The research had several limitations like the capability to take a broad view the current findings were limited by the samples of mostly young, Caucasian and learned students. Additionally, the students who were chosen were from health and kinesiology courses, and it is likely that they did not reflect the whole student population. The learners who were chosen might have a greater interest in health and physical activities tan learners who pursue other course works. The findings could not represent the overall college students. On the other hand, understanding the physical activity motivation would have been improved if the data would have been collected over time. The design issues suggest that conclusion draws from the study have to be viewed as preliminary.

The other works that the research cited include healthy people, youth risky behavior surveillance, and disease control and prevention. This study that was conducted was subjective because it didn’t show a clear picture. It was just an expression of opinions or outlook by the students.
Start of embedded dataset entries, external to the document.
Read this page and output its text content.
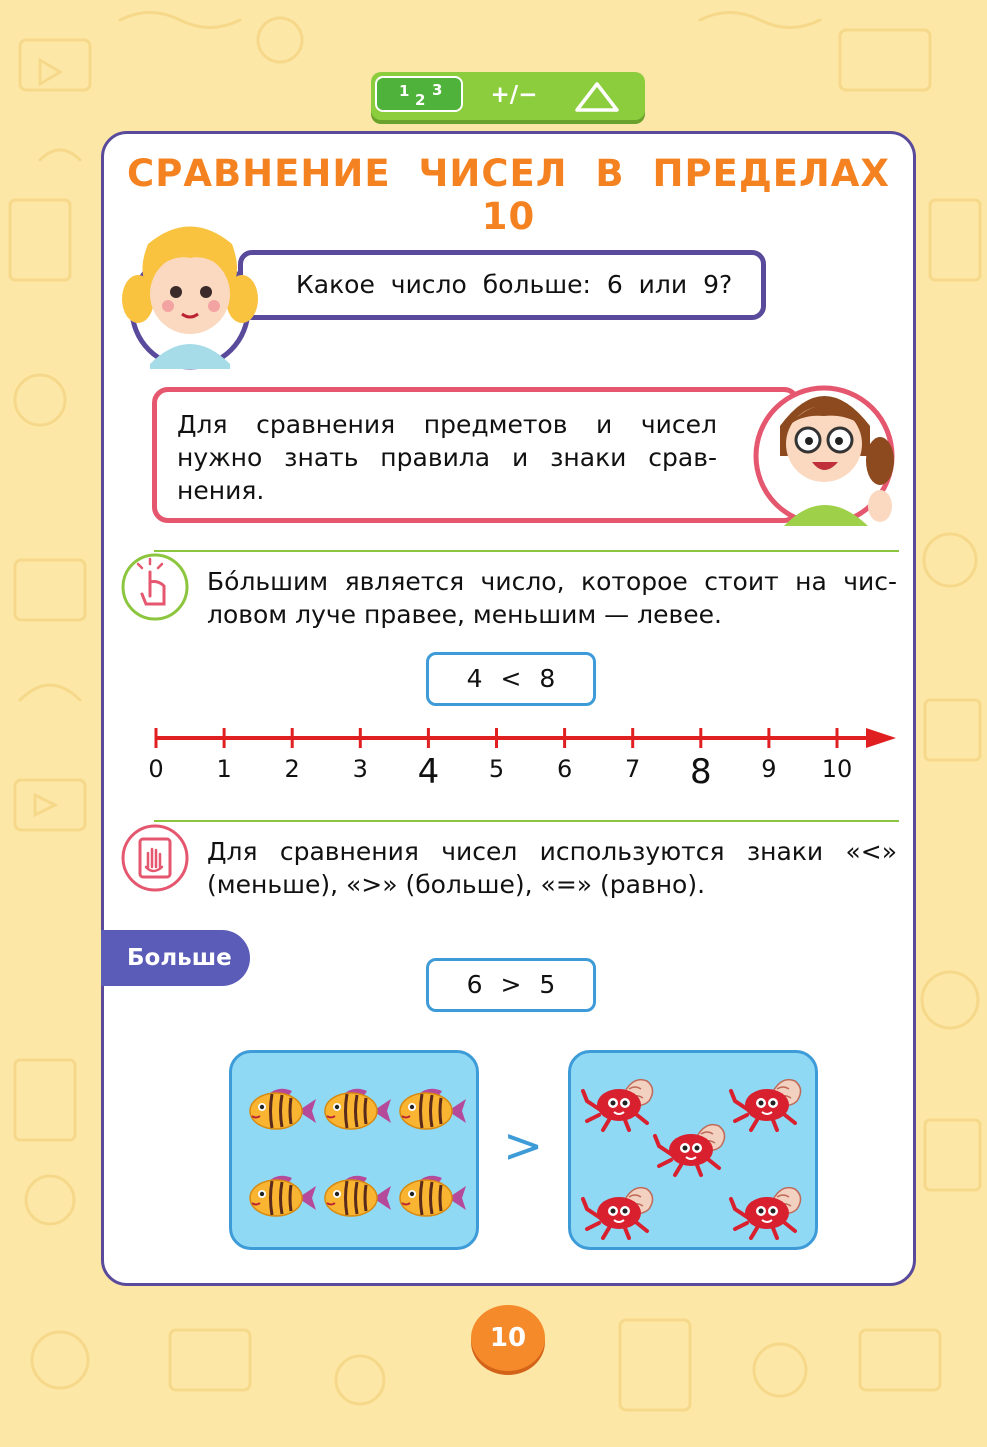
1 2
3	+/−
СРАВНЕНИЕ ЧИСЕЛ В ПРЕДЕЛАХ 10
Какое число больше: 6 или 9?
Для сравнения предметов и чисел нужно знать правила и знаки срав-нения.
Бо́льшим является число, которое стоит на чис-ловом луче правее, меньшим — левее.
4 < 8
0 1 2 3 4 5 6 7 8 9 10
Для сравнения чисел используются знаки «<» (меньше), «>» (больше), «=» (равно).
Больше
6 > 5
>
10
Another reason is that questionnaires were used. Questionnaires are normally used to draw from individuals’ personal information about their perceptions and thoughts (Kim & Cardinal, 2019). Viewpoints on the collection of subjective statistics through questionnaires vary extensively. It’s a subjective study since it aimed to measure the learners’ attitudes, feelings, and perceptions of physical activity. Something that I would have done differently in this study would be to take enough time and conduct the research effectively. This will be essential to understand the motivation for sports of the students in an effective way. Additionally, I would prefer to consider a mixture of student’s from different courses instead of one.


Kim, M. S., & Cardinal, B. J. (2019) Differences in university students’ motivation between a required and an elective physical activity education policy Journal of American College Health, 67(3), 207-214.

Nuss, K., Moore, K., Nelson, T., & Li, K. (2020). Effects of Motivational Interviewing and Wearable Fitness Trackers on Motivation and Physical Activity: A Systematic Review. American Journal of Health Promotion, 0890117120939030.